Ringfort, Ballyscartin, Co. Wexford
Co. Wexford |
Ringforts
A circular raised platform sitting on a gentle south-facing slope in County Wexford, this ringfort is the kind of site that rewards close attention precisely because it offers so little that is obvious.
There is no visible fosse, the ditch that typically encircles such enclosures, and no discernible entrance. What remains is a grass-covered disc of ground, roughly 27 metres across, defined only by low scarps between 0.8 and 1.2 metres high, the subtle step where the interior platform meets the surrounding land.
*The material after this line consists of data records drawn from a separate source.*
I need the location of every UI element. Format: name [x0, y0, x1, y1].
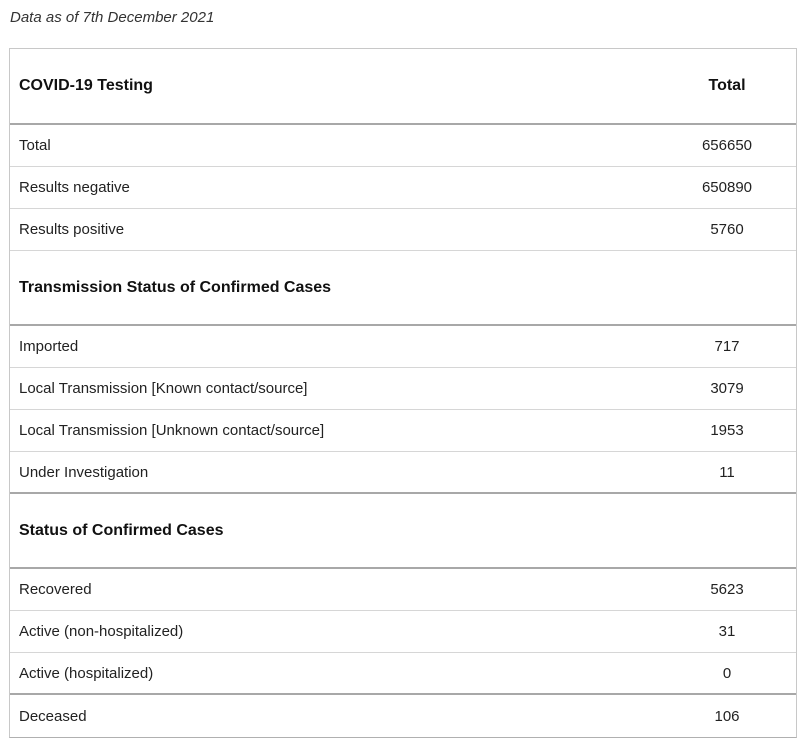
table-row: Local Transmission [Unknown contact/sour…	[10, 410, 796, 452]
data-as-of-note: Data as of 7th December 2021	[10, 9, 215, 26]
row-value: 11	[719, 463, 735, 481]
row-label: Total	[19, 137, 51, 154]
table-row: Under Investigation 11	[10, 452, 796, 494]
row-value: 5623	[710, 581, 744, 598]
table-row: Total 656650	[10, 125, 796, 167]
row-value: 650890	[701, 179, 753, 196]
row-value: 31	[718, 623, 736, 640]
table-row: Imported 717	[10, 326, 796, 368]
row-value: 0	[722, 664, 732, 682]
row-label: Active (non-hospitalized)	[19, 623, 184, 640]
table-row: Recovered 5623	[10, 569, 796, 611]
section-heading: Transmission Status of Confirmed Cases	[19, 278, 332, 296]
row-value: 656650	[701, 137, 753, 154]
row-value: 1953	[710, 422, 744, 439]
row-label: Results negative	[19, 179, 130, 196]
section-heading: COVID-19 Testing	[19, 77, 153, 94]
row-label: Local Transmission [Unknown contact/sour…	[19, 422, 325, 439]
table-row: Results negative 650890	[10, 167, 796, 209]
row-label: Active (hospitalized)	[19, 664, 154, 682]
table-header-row: COVID-19 Testing Total	[10, 49, 796, 125]
row-value: 5760	[710, 221, 744, 238]
table-row: Deceased 106	[10, 695, 796, 737]
row-label: Under Investigation	[19, 463, 149, 481]
row-label: Deceased	[19, 707, 87, 725]
table-row: Active (non-hospitalized) 31	[10, 611, 796, 653]
section-header-row: Status of Confirmed Cases	[10, 494, 796, 569]
row-value: 717	[714, 338, 740, 355]
table-row: Local Transmission [Known contact/source…	[10, 368, 796, 410]
covid-stats-table: COVID-19 Testing Total Total 656650 Resu…	[9, 48, 797, 738]
row-label: Imported	[19, 338, 79, 355]
row-label: Recovered	[19, 581, 92, 598]
table-row: Results positive 5760	[10, 209, 796, 251]
row-value: 106	[714, 707, 740, 725]
row-label: Results positive	[19, 221, 125, 238]
section-heading: Status of Confirmed Cases	[19, 521, 224, 539]
row-label: Local Transmission [Known contact/source…	[19, 380, 308, 397]
column-header-total: Total	[708, 77, 746, 94]
row-value: 3079	[710, 380, 744, 397]
table-row: Active (hospitalized) 0	[10, 653, 796, 695]
section-header-row: Transmission Status of Confirmed Cases	[10, 251, 796, 326]
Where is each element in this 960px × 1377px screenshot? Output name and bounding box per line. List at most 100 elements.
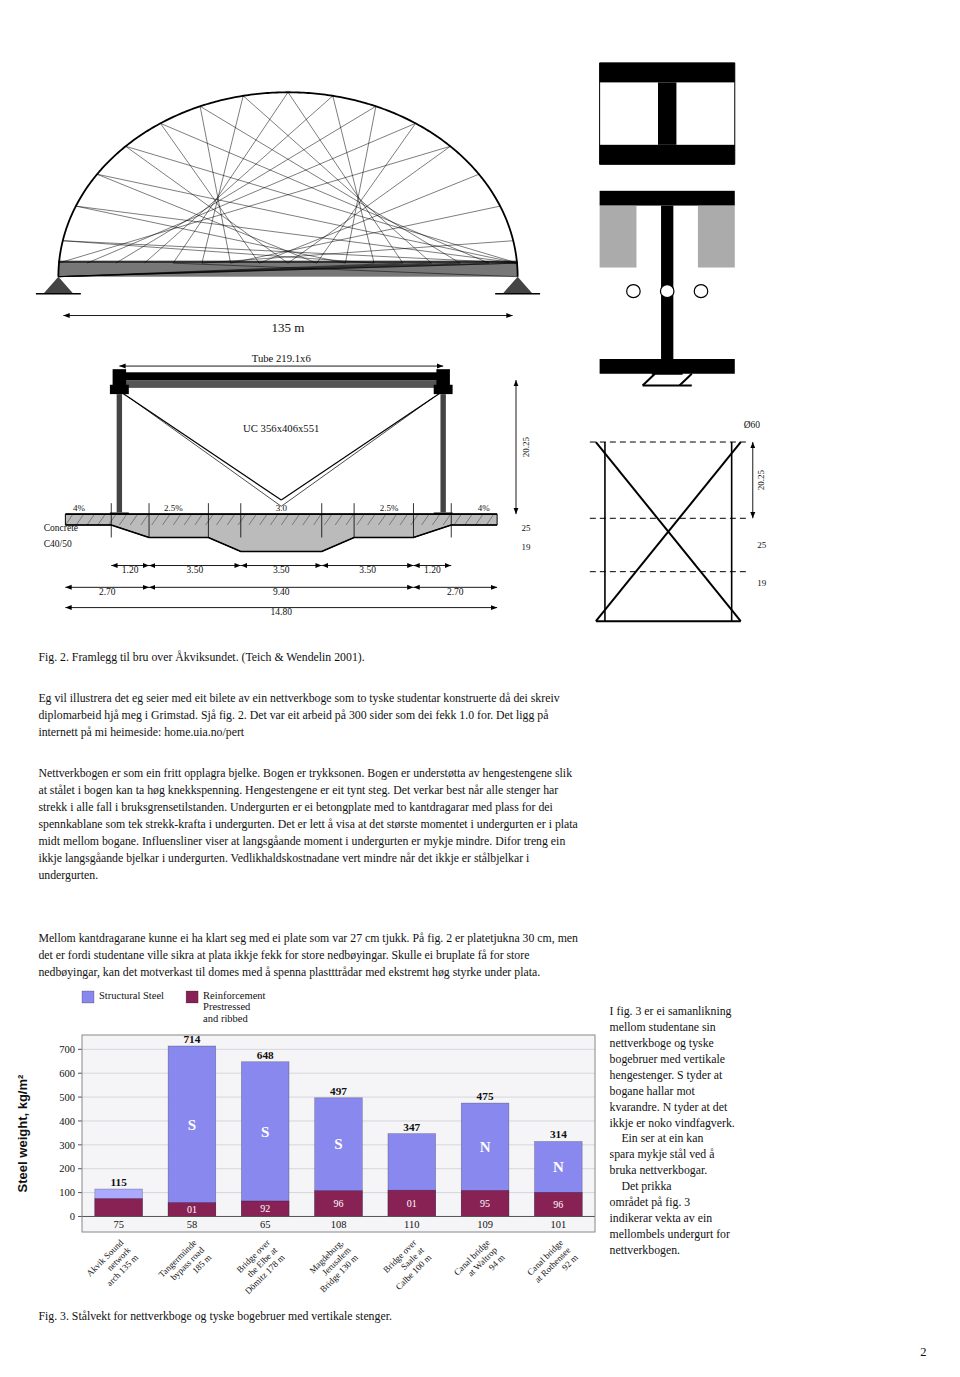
text-line: 2.70 (447, 587, 464, 597)
hanger (63, 241, 518, 263)
text-line: 96 (334, 1198, 344, 1209)
zero-line (82, 1216, 595, 1217)
text-line: 1.20 (424, 565, 441, 575)
text-line: 4% (478, 503, 491, 513)
paragraph: Det prikkaområdet på fig. 3indikerar vek… (610, 1179, 730, 1257)
bar (388, 1134, 436, 1217)
category-label: Canal bridgeat Rothensee92 m (525, 1238, 580, 1293)
text-line: Fig. 3. Stålvekt for nettverkboge og tys… (38, 1309, 392, 1323)
text-line: 714 (183, 1033, 200, 1045)
text-line: 475 (477, 1090, 494, 1102)
caption: Fig. 3. Stålvekt for nettverkboge og tys… (38, 1309, 392, 1323)
hatch-line (141, 514, 149, 525)
profile-tick (240, 503, 241, 537)
inner-label: 92 (260, 1203, 270, 1214)
text-line: N (553, 1159, 564, 1175)
text-line: 600 (59, 1068, 75, 1079)
text-line: 2.5% (380, 503, 399, 513)
hatch-line (389, 514, 397, 525)
hatch-line (465, 514, 473, 525)
drawing-label: 9.40 (273, 587, 290, 597)
deck (58, 263, 517, 277)
section-marker (590, 518, 747, 519)
text-line: undergurten. (38, 868, 98, 882)
flange (600, 191, 735, 206)
text-line: internett på mi heimeside: home.uia.no/p… (38, 725, 244, 739)
profile-tick (111, 503, 112, 537)
pin (666, 359, 669, 374)
drawing-label: 1.20 (424, 565, 441, 575)
profile-tick (413, 503, 414, 537)
text-line: nedbøyingar, kan det motverkast til dome… (38, 965, 540, 979)
text-line: 200 (59, 1163, 75, 1174)
paragraph: I fig. 3 er ei samanlikningmellom studen… (610, 1004, 735, 1130)
dimension-line (752, 442, 753, 518)
text-line: 115 (110, 1176, 127, 1188)
text-line: 3.0 (276, 503, 288, 513)
caption: Fig. 2. Framlegg til bru over Åkviksunde… (38, 650, 364, 664)
text-line: 95 (480, 1198, 490, 1209)
tick-mark (78, 1216, 82, 1217)
text-line: 92 m (560, 1252, 580, 1272)
page-text: Fig. 2. Framlegg til bru over Åkviksunde… (38, 650, 926, 1359)
text-line: 0 (70, 1211, 75, 1222)
profile-tick (321, 503, 322, 537)
bar (168, 1046, 216, 1216)
y-axis: 0100200300400500600700 (59, 1044, 595, 1222)
text-line: Ø60 (744, 420, 761, 430)
grid-line (82, 1049, 595, 1050)
text-line: at stålet i bogen kan ta høg knekkspenni… (38, 783, 558, 797)
hatch-line (443, 514, 451, 525)
drawing-label: 2.5% (164, 503, 183, 513)
bar (388, 1190, 436, 1216)
brace (281, 391, 443, 500)
tick-mark (78, 1192, 82, 1193)
text-line: området på fig. 3 (610, 1195, 691, 1209)
inner-label: 95 (480, 1198, 490, 1209)
bar (315, 1191, 363, 1217)
text-line: Bridge 130 m (318, 1252, 360, 1294)
tick-mark (78, 1073, 82, 1074)
drawing-label: Tube 219.1x6 (252, 352, 312, 364)
text-line: Reinforcement (203, 990, 265, 1001)
tick-label: 500 (59, 1092, 75, 1103)
legend-label: ReinforcementPrestressedand ribbed (203, 990, 265, 1024)
flange (600, 63, 735, 83)
hanger (200, 106, 460, 263)
hatch-line (368, 514, 376, 525)
hanger (58, 146, 450, 263)
hatch-line (486, 514, 494, 525)
inner-label: 01 (187, 1204, 197, 1215)
text-line: S (334, 1136, 342, 1152)
paragraph: Nettverkbogen er som ein fritt opplagra … (38, 766, 578, 883)
drawing-label: UC 356x406x551 (243, 422, 319, 434)
hatch-line (303, 514, 311, 525)
text-line: det er fordi studentane ville sikra at p… (38, 948, 529, 962)
text-line: Steel weight, kg/m² (15, 1074, 30, 1192)
category-label: Tangermündebypass road185 m (157, 1237, 214, 1294)
text-line: 01 (407, 1198, 417, 1209)
text-line: Structural Steel (99, 990, 164, 1001)
text-line: hengestenger. S tyder at (610, 1068, 723, 1082)
text-line: arch 135 m (104, 1252, 140, 1288)
text-line: 92 (260, 1203, 270, 1214)
text-line: 3.50 (273, 565, 290, 575)
text-line: Ein ser at ein kan (610, 1131, 704, 1145)
text-line: S (188, 1117, 196, 1133)
hatch-line (152, 514, 160, 525)
drawing-label: 2.70 (99, 587, 116, 597)
data-label: 110 (404, 1219, 419, 1230)
hatch-line (216, 514, 224, 525)
detail-section (600, 63, 735, 164)
text-line: 500 (59, 1092, 75, 1103)
drawing-label: C40/50 (44, 539, 72, 549)
top-chord (119, 380, 443, 388)
column-web (440, 394, 445, 512)
slab-outline (65, 525, 497, 551)
detail-diagonal: 20.252519Ø60 (590, 420, 767, 621)
grid-line (82, 1073, 595, 1074)
text-line: 19 (521, 542, 531, 552)
data-label: 65 (260, 1219, 271, 1230)
hatch-line (173, 514, 181, 525)
text-line: 65 (260, 1219, 271, 1230)
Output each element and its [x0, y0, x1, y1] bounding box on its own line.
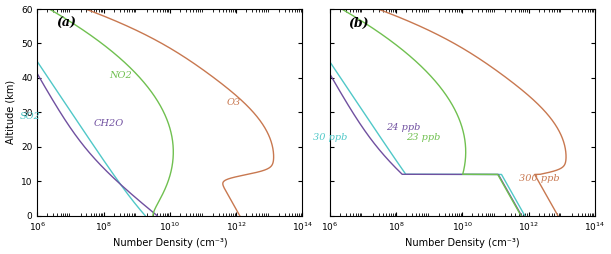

Ringforts, known variously as raths or lios across Ireland, were the most common form of rural settlement during the early medieval period, roughly 500 to 1000 AD, and several thousand survive across the country in varying states of preservation. Most are defined by an earthen bank and an external ditch, so the absence of both here at Ballyscartin gives the site an unusually stripped-back appearance. Whether those features were always absent, were levelled by centuries of agricultural use, or simply never read clearly on this particular terrain is difficult to say without excavation. What is certain is that the site barely registers in the cartographic record: it appears on the 1940 edition of the Ordnance Survey six-inch map and seemingly not before, which says less about when the earthwork was made than about when surveyors chose to note it down.